The General Pension and Social Security Authority called on employers to abide by the registration of Gulf civilians working in the state in the unified system to extend insurance protection, stressing that this includes workers in the government and private sectors, including free zones and the hotel and tourism sector.
The authority clarified that registration for Gulf nationals working in the state is mandatory according to Cabinet Resolution No. 18 of 2007, which was issued by the Council on July 22, 2007 AD to regulate the provisions of insurance protection for citizens of the Gulf Cooperation Council countries working in civil retirement agencies outside their countries in any of the GCC states. The system was called the system With the "System of Extending Insurance Protection", and specifying the Pensions Authority as the implementing agency of the system in the country.
She stated that thanks to this system, a Gulf citizen who works in any of the GCC countries enjoys social insurance as if he were working in his home country, and registration and subscription for him take place and his insurance rights are paid in accordance with the retirement law in the countries where the employee is located.
In order for the employee to be subject to insurance, the provisions of the Pension and Social Security Law in his country shall apply to him, and that he has the nationality of one of the Gulf countries, and that he works for an employer subject to the provisions of a civil retirement law, and in the event of losing any of these conditions, his participation in the system shall be suspended.
The mechanism of registration in the system is represented by the pension system in the state where the work is located, in coordination with the pension authority in the state where the worker is located, to register employees and follow up on the collection of their monthly contributions in accordance with the insurance system established in their countries, so that their contributions are paid not exceeding the employer’s share determined in the state where the work is located.
Accordingly, the percentage of contributions borne by the employer in the UAE for Gulf nationals working for him is 15% in the government sector and 12.5% in the private sector. .
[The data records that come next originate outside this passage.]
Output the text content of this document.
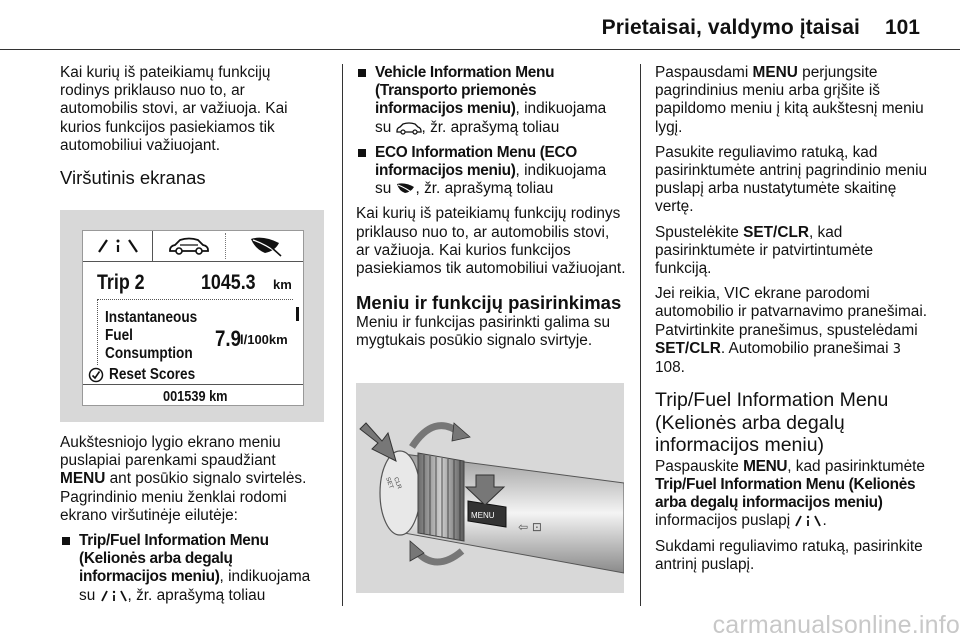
Prietaisai, valdymo įtaisai 101

Kai kurių iš pateikiamų funkcijų rodinys priklauso nuo to, ar automobilis stovi, ar važiuoja. Kai kurios funkcijos pasiekiamos tik automobiliui važiuojant.

Viršutinis ekranas
Trip 2	1045.3 km
Instantaneous
Fuel
Consumption
7.9
l/100km
Reset Scores
001539 km

Aukštesniojo lygio ekrano meniu puslapiai parenkami spaudžiant MENU ant posūkio signalo svirtelės. Pagrindinio meniu ženklai rodomi ekrano viršutinėje eilutėje:

Trip/Fuel Information Menu (Kelionės arba degalų informacijos meniu), indikuojama su , žr. aprašymą toliau
Vehicle Information Menu (Transporto priemonės informacijos meniu), indikuojama su , žr. aprašymą toliau
ECO Information Menu (ECO informacijos meniu), indikuojama su , žr. aprašymą toliau

Kai kurių iš pateikiamų funkcijų rodinys priklauso nuo to, ar automobilis stovi, ar važiuoja. Kai kurios funkcijos pasiekiamos tik automobiliui važiuojant.

Meniu ir funkcijų pasirinkimas

Meniu ir funkcijas pasirinkti galima su mygtukais posūkio signalo svirtyje.

MENU
SET
CLR
⇦ ⊡

Paspausdami MENU perjungsite pagrindinius meniu arba grįšite iš papildomo meniu į kitą aukštesnį meniu lygį.

Pasukite reguliavimo ratuką, kad pasirinktumėte antrinį pagrindinio meniu puslapį arba nustatytumėte skaitinę vertę.

Spustelėkite SET/CLR, kad pasirinktumėte ir patvirtintumėte funkciją.

Jei reikia, VIC ekrane parodomi automobilio ir patvarnavimo pranešimai. Patvirtinkite pranešimus, spustelėdami SET/CLR. Automobilio pranešimai 3 108.

Trip/Fuel Information Menu (Kelionės arba degalų informacijos meniu)

Paspauskite MENU, kad pasirinktumėte Trip/Fuel Information Menu (Kelionės arba degalų informacijos meniu) informacijos puslapį .

Sukdami reguliavimo ratuką, pasirinkite antrinį puslapį.

carmanualsonline.info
The responsibility for paying the contributions for the Gulf citizen lies with the employer, who has to deduct the percentage of the insured with the percentage prescribed for him and transfer it monthly to the bank account designated for the retirement system in the country where the worker is located.
The protection extension system gives those covered by its provisions the possibility of adding service periods prior to the date of application of this system with the current employer, and their previous periods of service in their countries may be combined according to the conditions for adding service periods in their retirement agencies.
Employers should be obligated to pay the end-of-service gratuity for Gulf nationals working for them in accordance with the civil service regulations or applicable labor laws in their regard for the periods prior to the application of the provisions of this system, as this system does not prejudice any other rights or benefits that are established in accordance with the regulations that employers are bound by. with their employees prior to the issuance of this decision.